La celebración incluyó una misa, una procesión y diversas expresiones culturales que tuvieron como escenario el patio familiar de los Guillén, donde se encuentra la imagen de San Antonio Negro, figura central de esta tradición centenaria.
Durante la jornada se escucharon atabales, salves y merengue típico, manifestaciones que forman parte del acervo cultural asociado a esta festividad y que cada año congregan a devotos, artistas y visitantes de distintas comunidades.
Como parte de la celebración, el Centro León facilitó la participación de artesanos de Bonao, Moca y Santiago, quienes exhibieron sus creaciones y ofrecieron talleres de tejido en guano dirigidos a personas de diferentes edades.
La música tradicional del Cibao también estuvo representada con la actuación de Lupe Valerio y la Escuela Ñico Lora, que formaron parte de la programación artística del evento.
Durante la actividad, la directora ejecutiva del Centro León, María Luisa Asilis, recibió una distinción en nombre de María Amalia León, en reconocimiento a su labor en la preservación y promoción del patrimonio cultural dominicano.

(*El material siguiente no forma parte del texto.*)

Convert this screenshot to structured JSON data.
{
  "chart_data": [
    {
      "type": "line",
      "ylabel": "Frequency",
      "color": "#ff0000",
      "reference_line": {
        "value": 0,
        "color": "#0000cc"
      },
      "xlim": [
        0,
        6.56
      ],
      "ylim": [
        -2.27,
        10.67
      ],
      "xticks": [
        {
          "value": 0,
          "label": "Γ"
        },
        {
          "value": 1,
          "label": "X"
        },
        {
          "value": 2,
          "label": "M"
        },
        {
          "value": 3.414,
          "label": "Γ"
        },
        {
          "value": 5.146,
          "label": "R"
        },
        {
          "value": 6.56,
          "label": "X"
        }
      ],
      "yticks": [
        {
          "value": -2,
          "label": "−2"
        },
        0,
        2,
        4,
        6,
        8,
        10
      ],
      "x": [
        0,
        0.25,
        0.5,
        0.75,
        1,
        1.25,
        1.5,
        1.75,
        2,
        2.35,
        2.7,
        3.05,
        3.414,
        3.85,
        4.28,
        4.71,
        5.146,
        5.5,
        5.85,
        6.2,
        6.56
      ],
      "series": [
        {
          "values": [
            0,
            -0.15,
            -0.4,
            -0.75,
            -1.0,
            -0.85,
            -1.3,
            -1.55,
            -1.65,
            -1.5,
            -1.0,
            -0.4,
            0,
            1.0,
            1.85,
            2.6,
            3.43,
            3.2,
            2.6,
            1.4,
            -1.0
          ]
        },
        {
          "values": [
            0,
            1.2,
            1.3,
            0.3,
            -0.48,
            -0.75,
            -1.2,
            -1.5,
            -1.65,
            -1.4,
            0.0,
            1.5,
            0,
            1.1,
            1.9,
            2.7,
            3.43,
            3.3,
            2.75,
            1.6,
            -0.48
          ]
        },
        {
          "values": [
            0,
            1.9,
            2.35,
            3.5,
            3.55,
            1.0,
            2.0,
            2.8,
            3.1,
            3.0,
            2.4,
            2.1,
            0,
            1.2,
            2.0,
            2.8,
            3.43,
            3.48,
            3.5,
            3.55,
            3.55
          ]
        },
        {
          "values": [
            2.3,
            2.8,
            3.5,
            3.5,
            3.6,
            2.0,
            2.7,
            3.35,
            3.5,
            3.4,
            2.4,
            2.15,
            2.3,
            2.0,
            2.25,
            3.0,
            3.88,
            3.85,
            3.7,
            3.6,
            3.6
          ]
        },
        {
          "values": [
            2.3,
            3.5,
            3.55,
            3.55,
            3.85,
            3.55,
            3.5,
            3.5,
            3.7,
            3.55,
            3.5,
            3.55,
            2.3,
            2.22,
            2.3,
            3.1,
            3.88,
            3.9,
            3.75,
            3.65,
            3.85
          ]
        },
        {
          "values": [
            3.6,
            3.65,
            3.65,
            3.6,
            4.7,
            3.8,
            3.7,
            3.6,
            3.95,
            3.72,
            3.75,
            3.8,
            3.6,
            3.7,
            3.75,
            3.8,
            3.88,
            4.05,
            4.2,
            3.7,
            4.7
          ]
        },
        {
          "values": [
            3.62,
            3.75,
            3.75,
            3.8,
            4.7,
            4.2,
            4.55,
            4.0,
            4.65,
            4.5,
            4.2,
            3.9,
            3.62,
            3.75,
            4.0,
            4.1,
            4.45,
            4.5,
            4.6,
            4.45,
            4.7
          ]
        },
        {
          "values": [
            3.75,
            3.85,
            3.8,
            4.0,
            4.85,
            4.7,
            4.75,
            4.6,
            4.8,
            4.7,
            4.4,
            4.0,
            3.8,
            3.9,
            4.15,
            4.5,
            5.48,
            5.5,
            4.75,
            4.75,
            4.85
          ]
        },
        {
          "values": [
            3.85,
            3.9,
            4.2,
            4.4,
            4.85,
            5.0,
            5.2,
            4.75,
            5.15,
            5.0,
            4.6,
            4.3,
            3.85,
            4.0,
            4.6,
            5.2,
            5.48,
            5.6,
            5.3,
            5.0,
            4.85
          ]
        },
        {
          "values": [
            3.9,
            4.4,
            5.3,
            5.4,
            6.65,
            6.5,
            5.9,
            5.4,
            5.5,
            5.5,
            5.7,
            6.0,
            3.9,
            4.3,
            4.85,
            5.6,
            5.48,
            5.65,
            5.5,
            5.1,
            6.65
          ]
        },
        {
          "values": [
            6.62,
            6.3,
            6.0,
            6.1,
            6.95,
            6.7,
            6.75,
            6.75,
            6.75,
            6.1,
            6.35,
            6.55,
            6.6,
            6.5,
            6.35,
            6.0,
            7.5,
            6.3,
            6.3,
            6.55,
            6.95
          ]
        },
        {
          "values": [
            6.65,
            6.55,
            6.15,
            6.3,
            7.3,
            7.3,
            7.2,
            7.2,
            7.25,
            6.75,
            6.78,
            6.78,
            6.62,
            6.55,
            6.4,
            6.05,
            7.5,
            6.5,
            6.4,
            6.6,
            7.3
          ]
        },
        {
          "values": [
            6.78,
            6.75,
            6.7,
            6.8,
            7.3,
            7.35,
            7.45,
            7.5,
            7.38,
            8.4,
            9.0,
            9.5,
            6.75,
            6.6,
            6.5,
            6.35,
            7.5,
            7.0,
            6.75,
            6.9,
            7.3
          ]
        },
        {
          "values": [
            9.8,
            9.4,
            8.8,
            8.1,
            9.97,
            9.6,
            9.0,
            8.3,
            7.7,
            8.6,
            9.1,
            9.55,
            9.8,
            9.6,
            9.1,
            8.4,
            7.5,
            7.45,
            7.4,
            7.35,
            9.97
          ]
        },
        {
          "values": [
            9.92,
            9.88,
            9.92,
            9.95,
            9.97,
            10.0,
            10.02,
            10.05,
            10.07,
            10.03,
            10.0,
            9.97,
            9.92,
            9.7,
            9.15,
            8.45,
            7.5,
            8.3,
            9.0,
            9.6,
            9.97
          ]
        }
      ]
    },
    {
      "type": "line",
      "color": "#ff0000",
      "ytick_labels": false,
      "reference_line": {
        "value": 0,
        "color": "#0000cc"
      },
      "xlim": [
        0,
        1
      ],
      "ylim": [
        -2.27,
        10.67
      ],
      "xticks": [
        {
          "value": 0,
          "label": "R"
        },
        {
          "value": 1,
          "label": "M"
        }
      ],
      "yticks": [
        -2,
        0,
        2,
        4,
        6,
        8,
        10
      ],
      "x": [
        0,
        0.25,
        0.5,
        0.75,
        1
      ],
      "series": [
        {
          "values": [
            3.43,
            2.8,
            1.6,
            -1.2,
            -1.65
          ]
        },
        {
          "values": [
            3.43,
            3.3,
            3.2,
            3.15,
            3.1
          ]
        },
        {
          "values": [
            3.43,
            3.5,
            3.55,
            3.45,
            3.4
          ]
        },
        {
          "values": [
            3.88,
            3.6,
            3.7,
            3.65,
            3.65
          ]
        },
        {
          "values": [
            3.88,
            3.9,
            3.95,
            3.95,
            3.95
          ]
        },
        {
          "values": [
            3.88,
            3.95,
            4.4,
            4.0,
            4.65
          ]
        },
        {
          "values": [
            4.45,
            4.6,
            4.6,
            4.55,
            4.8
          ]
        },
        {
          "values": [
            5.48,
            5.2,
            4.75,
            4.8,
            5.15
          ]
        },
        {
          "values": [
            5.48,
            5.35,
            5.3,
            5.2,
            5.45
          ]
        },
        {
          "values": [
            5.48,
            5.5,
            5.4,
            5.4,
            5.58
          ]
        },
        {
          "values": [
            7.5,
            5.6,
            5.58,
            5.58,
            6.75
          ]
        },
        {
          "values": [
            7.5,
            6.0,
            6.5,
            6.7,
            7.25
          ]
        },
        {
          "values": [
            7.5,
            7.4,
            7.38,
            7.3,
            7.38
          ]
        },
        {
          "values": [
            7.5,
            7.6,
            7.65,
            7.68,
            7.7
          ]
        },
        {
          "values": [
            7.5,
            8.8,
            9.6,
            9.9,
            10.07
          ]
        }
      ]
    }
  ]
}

La tradición de San Antonio Negro se remonta a inicios del siglo XX. Según los organizadores, fue creada en 1904 por Albertina Torres y Jesús María Bonilla, quienes llegaron a Yamasá desde Montecristi con una imagen del santo. Desde entonces, la celebración ha sido transmitida de generación en generación por la familia Guillén.
La festividad se realiza cada año el domingo más cercano al 13 de junio, fecha dedicada a San Antonio, y constituye un espacio donde convergen expresiones de fe, cultura y memoria colectiva.